A reedy-voiced Minnesotan folk singer is perhaps not the most obvious candidate for world stardom, but Robert Allen Zimmerman has managed it.
He changed his name to Bob Dylan at college, from which he dropped out to head for New York City. There, he met his ailing hero, Woody Guthrie, and hit the Greenwich Village folk clubs. Shortly after that, he was signed by Columbia Records and released his first album (simply entitled Bob Dylan) in 1962, followed by The Freewheelin’ Bob Dylan in 1963. Few artists are more famous for folk protest songs than Dylan, but he’s always been keen to expand his horizons. He went electric in 1965 with Bringing It All Back Home, incurring the wrath of the folk folks – in Manchester, a year later, an audience member shouted “Judas!” at him.
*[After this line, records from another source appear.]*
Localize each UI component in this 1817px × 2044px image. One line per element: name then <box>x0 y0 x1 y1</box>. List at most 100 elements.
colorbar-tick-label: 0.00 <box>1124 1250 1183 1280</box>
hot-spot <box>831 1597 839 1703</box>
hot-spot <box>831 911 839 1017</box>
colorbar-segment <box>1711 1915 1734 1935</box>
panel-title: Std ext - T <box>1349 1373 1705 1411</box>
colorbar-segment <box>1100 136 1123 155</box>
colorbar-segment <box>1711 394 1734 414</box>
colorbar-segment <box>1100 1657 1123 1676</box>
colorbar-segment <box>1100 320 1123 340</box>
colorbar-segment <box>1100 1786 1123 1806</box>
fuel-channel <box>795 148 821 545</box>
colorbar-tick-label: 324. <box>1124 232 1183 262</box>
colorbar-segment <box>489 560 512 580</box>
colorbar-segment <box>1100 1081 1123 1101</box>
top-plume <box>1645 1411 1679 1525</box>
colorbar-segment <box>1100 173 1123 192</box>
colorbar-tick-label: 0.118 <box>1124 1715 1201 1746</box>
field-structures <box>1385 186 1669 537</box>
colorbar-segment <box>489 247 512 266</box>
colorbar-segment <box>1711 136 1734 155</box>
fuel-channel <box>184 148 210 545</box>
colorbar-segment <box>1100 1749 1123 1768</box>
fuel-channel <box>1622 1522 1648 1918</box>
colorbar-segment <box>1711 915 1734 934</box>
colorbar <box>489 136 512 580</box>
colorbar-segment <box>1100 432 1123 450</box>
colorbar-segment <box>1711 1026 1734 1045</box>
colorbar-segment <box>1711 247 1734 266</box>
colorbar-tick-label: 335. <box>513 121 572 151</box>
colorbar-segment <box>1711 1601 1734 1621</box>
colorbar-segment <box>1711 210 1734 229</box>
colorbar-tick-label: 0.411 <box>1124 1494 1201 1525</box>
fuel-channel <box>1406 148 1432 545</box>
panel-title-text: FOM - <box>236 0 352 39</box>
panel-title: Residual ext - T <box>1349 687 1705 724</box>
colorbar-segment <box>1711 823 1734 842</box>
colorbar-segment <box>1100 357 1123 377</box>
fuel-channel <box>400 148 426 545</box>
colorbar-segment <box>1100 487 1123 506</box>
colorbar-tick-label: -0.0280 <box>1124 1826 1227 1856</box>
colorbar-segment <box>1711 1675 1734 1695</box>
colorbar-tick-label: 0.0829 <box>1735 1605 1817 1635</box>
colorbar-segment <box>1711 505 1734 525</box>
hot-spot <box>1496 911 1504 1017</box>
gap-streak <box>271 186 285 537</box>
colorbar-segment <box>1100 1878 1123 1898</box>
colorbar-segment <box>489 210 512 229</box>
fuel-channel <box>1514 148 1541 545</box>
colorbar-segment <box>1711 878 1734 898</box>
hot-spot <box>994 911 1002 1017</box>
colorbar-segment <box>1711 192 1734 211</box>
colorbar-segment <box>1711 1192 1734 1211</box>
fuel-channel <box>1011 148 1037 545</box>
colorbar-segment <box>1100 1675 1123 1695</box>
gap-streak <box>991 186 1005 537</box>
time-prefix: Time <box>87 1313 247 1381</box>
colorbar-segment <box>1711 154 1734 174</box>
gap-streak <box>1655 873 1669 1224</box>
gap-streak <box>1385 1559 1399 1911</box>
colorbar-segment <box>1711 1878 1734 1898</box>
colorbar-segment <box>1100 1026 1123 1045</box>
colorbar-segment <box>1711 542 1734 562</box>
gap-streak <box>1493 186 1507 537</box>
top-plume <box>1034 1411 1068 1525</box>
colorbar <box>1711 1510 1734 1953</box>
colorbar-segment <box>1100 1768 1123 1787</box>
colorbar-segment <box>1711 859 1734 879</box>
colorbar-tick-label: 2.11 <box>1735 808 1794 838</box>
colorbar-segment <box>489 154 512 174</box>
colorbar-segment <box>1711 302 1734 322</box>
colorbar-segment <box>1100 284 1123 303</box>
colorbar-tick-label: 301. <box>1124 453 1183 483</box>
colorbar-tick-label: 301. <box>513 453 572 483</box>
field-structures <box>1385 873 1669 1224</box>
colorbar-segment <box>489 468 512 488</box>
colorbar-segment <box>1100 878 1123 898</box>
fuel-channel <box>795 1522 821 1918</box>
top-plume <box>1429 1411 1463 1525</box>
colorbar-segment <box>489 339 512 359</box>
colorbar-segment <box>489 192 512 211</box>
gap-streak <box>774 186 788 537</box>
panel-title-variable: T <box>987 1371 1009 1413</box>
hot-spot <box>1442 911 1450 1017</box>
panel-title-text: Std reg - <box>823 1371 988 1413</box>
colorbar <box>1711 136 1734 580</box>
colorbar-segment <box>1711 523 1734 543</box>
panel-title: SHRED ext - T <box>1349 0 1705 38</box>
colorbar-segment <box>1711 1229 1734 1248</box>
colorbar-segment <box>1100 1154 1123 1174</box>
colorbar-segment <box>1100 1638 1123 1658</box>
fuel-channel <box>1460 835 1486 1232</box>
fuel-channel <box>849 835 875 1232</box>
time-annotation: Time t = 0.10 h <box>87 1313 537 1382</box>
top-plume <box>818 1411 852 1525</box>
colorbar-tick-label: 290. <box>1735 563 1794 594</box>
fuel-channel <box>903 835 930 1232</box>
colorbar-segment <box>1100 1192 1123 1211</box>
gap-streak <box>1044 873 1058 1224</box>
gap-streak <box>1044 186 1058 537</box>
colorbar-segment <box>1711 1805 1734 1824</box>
Dylan continued to produce hits, such as Just Like A Woman, Lay Lady Lay and Knockin’ on Heaven’s Door, throughout the 60s and 70s, then was born again and tried out Christian rock. Today, with more than 30 studio albums and decades of touring to his credit, this quintessential 60s icon is a true elder statesman of folk rock. Everyone from Adele to Warren Zevon has covered his songs, too – including Jimi Hendrix, who will forever be associated with the Dylan-penned All Along The Watchtower.